CARDIFF (Reuters) - Juventus goalkeeper Gianluigi Buffon has experienced more or less everything in his illustrious career but says he still feels fear ahead of Saturday’s Champions League final against Real Madrid.
Buffon, 39, will become the oldest player to win the Champions League if he finally gets his hands on the trophy in the Welsh capital and will be spurred on by the heartache of losing two previous finals.
Much will depend on the performance of the 2006 World Cup winner who will be in the crosshairs of a deadly Real attack spearheaded by Cristiano Ronaldo - the only player to score over 100 goals in the competition.
“It’s the kind of fear you need to have when you play this kind of game,” he said in an interview with Mediaset.
”You need to find courage to beat this fear and I generally manage to do so.

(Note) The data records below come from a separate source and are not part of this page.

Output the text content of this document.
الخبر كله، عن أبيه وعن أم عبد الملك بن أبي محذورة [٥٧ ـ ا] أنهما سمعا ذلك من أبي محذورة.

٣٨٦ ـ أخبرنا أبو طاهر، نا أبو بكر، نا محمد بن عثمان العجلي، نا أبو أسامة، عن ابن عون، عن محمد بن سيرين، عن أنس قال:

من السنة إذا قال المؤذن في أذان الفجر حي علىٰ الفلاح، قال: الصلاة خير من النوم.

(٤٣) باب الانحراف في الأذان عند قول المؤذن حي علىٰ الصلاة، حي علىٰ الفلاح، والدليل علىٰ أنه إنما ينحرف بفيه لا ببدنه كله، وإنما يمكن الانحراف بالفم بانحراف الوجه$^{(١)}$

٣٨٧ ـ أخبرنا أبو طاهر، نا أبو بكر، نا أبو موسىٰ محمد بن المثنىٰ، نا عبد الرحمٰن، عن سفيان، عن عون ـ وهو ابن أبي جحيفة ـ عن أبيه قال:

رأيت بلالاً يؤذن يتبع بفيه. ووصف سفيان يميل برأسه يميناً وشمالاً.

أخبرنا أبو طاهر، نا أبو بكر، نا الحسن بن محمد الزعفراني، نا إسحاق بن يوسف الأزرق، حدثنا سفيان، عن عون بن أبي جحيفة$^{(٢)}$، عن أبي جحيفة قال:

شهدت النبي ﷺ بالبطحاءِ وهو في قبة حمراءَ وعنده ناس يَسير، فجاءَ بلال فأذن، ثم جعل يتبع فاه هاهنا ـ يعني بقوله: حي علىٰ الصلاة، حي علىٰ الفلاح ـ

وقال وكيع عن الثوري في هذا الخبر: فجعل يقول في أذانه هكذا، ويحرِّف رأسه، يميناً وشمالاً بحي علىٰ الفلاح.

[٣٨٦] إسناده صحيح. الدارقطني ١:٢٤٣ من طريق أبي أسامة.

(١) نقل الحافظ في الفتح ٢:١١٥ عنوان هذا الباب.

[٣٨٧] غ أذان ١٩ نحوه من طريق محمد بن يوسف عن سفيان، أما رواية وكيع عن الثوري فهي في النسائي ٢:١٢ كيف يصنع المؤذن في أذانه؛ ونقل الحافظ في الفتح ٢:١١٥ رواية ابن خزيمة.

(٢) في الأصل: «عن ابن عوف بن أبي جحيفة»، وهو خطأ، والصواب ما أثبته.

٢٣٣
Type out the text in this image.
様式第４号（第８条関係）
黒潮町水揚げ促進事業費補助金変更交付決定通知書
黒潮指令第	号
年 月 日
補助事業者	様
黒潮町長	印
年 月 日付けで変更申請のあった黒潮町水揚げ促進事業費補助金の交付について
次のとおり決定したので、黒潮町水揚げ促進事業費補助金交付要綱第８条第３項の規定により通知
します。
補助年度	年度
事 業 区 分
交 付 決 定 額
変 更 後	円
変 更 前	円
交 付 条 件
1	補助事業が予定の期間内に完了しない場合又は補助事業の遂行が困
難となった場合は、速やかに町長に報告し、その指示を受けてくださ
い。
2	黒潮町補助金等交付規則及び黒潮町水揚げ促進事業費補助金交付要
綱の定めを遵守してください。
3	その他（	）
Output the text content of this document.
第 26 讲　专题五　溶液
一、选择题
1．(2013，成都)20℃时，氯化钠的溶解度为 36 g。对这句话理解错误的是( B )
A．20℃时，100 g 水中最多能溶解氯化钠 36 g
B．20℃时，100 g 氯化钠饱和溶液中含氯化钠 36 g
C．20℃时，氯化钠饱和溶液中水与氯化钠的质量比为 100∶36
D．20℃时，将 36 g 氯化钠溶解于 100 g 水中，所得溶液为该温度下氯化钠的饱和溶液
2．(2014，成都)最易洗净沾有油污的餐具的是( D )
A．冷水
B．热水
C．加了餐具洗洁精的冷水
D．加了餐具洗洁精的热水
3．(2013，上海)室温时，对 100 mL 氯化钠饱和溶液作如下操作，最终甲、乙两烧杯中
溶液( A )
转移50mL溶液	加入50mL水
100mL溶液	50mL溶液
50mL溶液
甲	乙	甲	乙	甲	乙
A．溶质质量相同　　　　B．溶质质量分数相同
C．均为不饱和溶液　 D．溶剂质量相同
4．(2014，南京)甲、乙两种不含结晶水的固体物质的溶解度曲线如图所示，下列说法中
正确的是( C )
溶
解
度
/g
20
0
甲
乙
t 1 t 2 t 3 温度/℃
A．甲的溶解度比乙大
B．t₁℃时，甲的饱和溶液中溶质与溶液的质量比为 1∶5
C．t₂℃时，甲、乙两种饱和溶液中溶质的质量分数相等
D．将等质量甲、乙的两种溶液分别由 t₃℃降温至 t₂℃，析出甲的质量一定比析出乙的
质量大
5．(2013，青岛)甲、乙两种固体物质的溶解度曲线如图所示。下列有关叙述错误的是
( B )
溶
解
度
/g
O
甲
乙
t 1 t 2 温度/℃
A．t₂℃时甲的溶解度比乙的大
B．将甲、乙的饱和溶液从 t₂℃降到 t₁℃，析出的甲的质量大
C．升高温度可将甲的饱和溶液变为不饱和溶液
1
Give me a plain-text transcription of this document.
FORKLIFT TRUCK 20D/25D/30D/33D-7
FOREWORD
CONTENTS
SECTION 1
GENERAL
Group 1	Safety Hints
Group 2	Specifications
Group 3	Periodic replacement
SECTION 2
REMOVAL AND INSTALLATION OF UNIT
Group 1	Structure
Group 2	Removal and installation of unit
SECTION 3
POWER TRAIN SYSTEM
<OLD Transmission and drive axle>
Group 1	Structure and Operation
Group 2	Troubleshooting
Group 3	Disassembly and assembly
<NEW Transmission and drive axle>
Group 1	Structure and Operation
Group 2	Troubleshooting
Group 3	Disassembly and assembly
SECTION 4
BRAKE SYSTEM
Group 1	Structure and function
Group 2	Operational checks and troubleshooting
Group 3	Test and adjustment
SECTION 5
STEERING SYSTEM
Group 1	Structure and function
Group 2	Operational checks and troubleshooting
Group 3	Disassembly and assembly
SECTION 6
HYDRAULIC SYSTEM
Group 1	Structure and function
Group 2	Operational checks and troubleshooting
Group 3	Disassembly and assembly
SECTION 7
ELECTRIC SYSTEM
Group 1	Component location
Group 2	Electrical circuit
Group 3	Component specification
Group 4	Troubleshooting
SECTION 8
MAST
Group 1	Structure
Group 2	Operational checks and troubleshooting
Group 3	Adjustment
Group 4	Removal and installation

That’s why I feel much stronger than people who say they are never scared.
“We will play the game with confidence. We just want to have no regrets at the final whistle.”
Buffon has been the last line of a Juve defence that conceded only three times en route to the final - the lowest total since Arsenal arrived at the showpiece game against Barcelona in 2006 having let in two goals.
Arsenal lost to Barcelona on that occasion but Buffon is determined to finally add the missing medal to his collection which includes multiple Serie A titles with Juve.
“I have always maintained that, in football, making the final means nothing if you don’t win it,” Buffon said.
”I don’t look at the Champions League as the trophy that evades me - but, yes, it is a big dream for me to win it.
“After the defeat to Barcelona in the final, two years ago, many people thought I would never have another chance, but I always believed that, if we worked hard, I would get another opportunity - and this time we must make it count.”
Buffon will be 39 years, 126 days old on Saturday, whereas fellow Italian great Paolo Maldini was 38 years, 331 days when he skippered Milan to victory against Liverpool in 2007.
Hungarian great Ferenc Puskas was 39 years and 39 days old when he helped Real Madrid win the European Cup in 1966.